| Wow, thanks for the help ..... could I assume you are not a | proffesional electrical engineer being three was no actual help in your | reply?
There's a lot of stuff I can figure out with electrical systems. But when it comes to something beyond my education and knowledge, then I hire a professional or specify to my clients what needs to be handled by someone else (engineer, electrician, etc). I do computer systems, not motors. Usually I'm not dealing much with the power. But when it gets to be a big setup (e.g. 2000+ computers), power is not a trivial issue, nor is A/C. Been there, done that. I'm certainly not about to stick my neck out on electrical power systems.
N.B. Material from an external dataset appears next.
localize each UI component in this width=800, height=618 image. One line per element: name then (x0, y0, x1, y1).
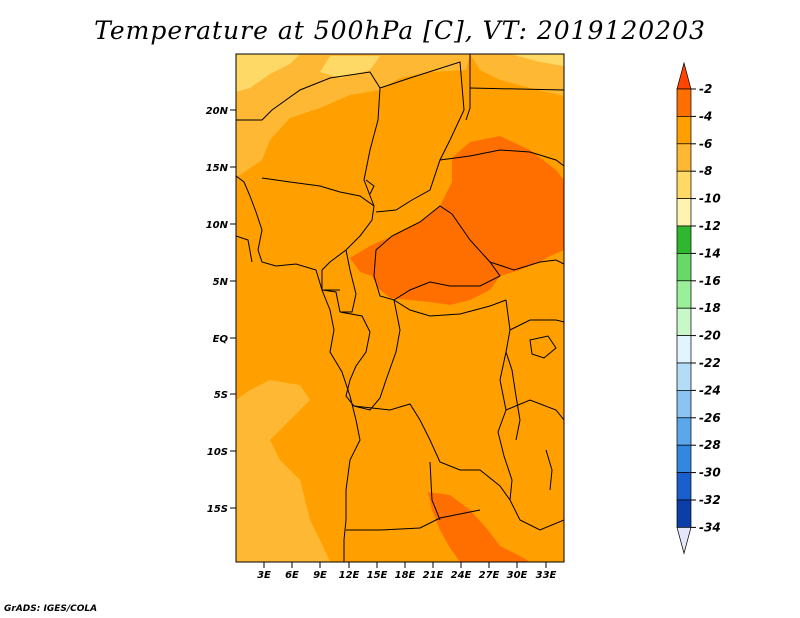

For fun and theory, I do ask (often quite off the wall) questions here. I like to debate "what would have been" scenarios, and make plans for my house wiring and high current toys. But when it comes to wiring up data centers, I just make specifications about the power and cooling needed ... with knowledge about the code so I can understand complications that might happen and head them off before they do ... and let someone who has the experience, licensing, and bonding, deal with those things in the end. I'm not an electrician. I could wire my entire house, but I can't even replace a receptacle legally at work in most jurisidictions.
If your motor is a toy (and BIG motors could be fun toys for people into motors), getting help here seems reasonable. For work stuff, hiring a professional when you are out of your league _is_ _the_ correct advice. If you or your business doesn't have the money to do it, then maybe you shouldn't even be doing this project.